Di luar kelas sendiri ada yang yang spesifik berkomentar seperti ini:
“For Indonesian, your English is so good!”
Kadang, pertanyaan-pertanyaan ini didahului dengan keingintahuan rentang waktu masa tinggal saya di Irlandia. Ketika mereka tahu saya anak baru di Irlandia, orang-orang ini menjadi sangat kaget. Duh, sungguh kalau ketemu yang seperti ini, saya rasanya gemes, karena komentar-komentar itu di telinga saya merupakan sebuah hinaan manis. Hinaan yang terselubung bercampur dengan kebingungan melihat perempuan Asia bisa berbahasa Inggris dengan cukup baik. Bagi mereka, orang Asia bisa berbahasa Inggris itu aneh, gak wajar dan harus dipertanyakan. Menurut mereka, orang Indonesia (dan Asia pada umumnya) itu kalau ngomong bahasa Inggris harus berantakan.

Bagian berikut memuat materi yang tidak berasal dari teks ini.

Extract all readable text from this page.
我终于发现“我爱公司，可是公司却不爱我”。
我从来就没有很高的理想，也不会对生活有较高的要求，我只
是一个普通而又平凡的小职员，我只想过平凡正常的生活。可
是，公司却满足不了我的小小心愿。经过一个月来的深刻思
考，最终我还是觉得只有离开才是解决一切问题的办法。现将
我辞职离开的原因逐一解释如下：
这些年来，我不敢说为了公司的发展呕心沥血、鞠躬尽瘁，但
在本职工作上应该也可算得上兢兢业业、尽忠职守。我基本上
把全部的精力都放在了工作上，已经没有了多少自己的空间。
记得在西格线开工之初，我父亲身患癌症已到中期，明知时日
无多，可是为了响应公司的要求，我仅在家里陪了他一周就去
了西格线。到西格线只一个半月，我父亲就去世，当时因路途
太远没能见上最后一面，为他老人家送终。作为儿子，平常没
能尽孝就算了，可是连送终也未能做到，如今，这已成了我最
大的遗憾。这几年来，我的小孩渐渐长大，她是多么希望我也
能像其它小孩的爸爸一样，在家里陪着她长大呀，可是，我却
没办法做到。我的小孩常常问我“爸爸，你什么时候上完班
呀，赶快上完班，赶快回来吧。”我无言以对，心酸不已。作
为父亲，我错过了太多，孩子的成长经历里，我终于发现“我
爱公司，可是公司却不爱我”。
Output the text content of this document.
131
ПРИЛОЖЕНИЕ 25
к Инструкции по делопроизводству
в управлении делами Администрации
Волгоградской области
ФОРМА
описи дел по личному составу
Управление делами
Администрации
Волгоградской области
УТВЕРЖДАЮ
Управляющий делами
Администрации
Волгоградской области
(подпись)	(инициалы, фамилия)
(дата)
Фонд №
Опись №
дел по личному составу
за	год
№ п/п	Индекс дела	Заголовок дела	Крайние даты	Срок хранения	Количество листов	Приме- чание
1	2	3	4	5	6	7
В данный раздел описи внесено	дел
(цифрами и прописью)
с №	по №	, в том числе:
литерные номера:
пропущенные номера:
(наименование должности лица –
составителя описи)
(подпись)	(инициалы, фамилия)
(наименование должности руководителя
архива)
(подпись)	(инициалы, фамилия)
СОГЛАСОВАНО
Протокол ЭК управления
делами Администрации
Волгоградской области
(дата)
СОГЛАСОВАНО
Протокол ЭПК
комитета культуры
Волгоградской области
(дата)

Keheranan ini tak hanya dialami saya, banyak kelompok-kelompok Asia yang mengalami hal ini. Mereka yang lahir dan besar di negara bahasa Inggris dengan karakteristik Asia pun seringkali dilempari pertanyaan ini. Dalam beberapa kesempatan saya secara blak-blakan mengatakan jika saya tak menyukai pertanyaan tersebut. Kalau mood saya sedang jelek, saya langsung bilang, keluarga kami dulu tinggal di Australia dan akan ditanggapi dengan oooooo panjang. Padahal, apa sih yang ditahu dan diingat anak usia 3,5 tahun?
Jika mood saya sedang baik, saya akan menjelaskan bahwa saya belajar bahasa Inggris dan mendengarkan apa kata guru saya. *huh*. Nah, dari mereka yang sudah lebih lama tinggal di luar negeri saya belajar untuk menanggapi pertanyaan ini dengan lebih pendek lagi: “Thank you, your English is good as well“. Diam deh gak bisa ngomong apa-apa. Lagi biasa aja kali kalau lihat orang bisa bahasa Inggris, kenapa juga mesti heran, jaman udah maju euy!
Kamu, pernah mengalami hal serupa?
xx,
Tjetje
PS: satu hal yang perlu dicatat, memiliki kemampuan bahasa asing baik bukan berarti menjadi orang yang lebih cerdas ketimbang orang lain. Orang-orang yang lemah dalam bahasa, biasanya memiliki kemampuan tinggi dalam bidang-bidang lain.